Highs and Lows: Understanding the Extreme Ends of the pH Scale

For a cleaner who may not have a good understanding of the pH scale, it is tempting to simply choose a product from the extreme ends of the spectrum with the hope that it will offer better results. But for cleaning professionals, it is important to know that products with extreme pHs do not equate with increased efficiency. In fact, in addition to damaging surfaces, products with extremely acidic or extremely alkaline properties can pose a real health hazard to those who use or are exposed to them.

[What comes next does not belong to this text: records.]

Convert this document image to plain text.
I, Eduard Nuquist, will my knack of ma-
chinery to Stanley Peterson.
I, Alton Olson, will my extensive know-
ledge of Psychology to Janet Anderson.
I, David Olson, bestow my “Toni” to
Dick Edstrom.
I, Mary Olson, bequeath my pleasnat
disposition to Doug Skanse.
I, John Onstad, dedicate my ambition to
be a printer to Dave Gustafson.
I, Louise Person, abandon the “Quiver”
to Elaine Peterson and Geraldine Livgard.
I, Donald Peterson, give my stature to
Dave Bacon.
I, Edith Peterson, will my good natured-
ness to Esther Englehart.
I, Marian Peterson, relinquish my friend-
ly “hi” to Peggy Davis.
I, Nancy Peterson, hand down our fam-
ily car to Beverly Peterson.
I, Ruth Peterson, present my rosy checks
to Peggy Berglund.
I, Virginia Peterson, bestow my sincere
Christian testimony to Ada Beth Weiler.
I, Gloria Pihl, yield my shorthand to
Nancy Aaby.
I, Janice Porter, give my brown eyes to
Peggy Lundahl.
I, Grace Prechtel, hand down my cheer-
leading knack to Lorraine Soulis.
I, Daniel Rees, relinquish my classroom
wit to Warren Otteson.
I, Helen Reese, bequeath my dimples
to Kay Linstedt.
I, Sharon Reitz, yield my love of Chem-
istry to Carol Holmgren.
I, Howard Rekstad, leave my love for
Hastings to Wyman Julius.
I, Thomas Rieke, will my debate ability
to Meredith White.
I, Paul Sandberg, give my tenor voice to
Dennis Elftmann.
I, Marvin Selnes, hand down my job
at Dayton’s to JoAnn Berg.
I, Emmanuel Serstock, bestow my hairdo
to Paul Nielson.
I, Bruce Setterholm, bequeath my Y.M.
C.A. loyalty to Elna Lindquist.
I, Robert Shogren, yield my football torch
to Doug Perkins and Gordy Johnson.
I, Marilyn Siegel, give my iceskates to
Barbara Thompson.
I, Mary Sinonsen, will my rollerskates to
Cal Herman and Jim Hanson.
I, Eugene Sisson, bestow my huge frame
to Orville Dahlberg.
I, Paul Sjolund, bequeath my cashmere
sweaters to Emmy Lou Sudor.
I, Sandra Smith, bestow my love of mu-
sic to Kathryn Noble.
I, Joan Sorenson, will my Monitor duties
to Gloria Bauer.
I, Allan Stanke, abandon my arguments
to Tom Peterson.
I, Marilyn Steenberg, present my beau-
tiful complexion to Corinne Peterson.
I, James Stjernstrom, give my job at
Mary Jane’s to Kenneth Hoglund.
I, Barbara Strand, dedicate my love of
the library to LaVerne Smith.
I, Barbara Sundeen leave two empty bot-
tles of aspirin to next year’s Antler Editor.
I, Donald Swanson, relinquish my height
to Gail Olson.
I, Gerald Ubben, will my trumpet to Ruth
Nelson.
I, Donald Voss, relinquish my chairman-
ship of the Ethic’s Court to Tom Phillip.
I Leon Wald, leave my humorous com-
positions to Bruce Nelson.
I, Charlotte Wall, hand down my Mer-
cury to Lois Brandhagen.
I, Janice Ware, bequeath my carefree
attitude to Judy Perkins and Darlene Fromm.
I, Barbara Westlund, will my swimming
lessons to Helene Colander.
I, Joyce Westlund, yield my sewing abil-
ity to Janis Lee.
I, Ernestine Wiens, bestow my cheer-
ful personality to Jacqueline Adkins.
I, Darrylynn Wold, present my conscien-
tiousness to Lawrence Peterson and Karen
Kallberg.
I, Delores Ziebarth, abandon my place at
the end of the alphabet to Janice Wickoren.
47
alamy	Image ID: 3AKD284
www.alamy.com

Cleaning Maintenance & Management explains that, on the whole, cleaning products with neutral pHs are not only considered to be safe for use on surfaces, but also deemed to be safer for both the environment and people who may come into contact with them. “The human safety advantages of neutral pH cleaners include a lower potential for oral, dermal, and inhalation toxicity as well as a lower potential for aquatic harm when released into the environment,” it adds.

From a cleaning perspective, the power of pH is not to be underestimated. But once it is understood, a cleaning professional can harness their knowledge to offer up professional results time after time and job after job.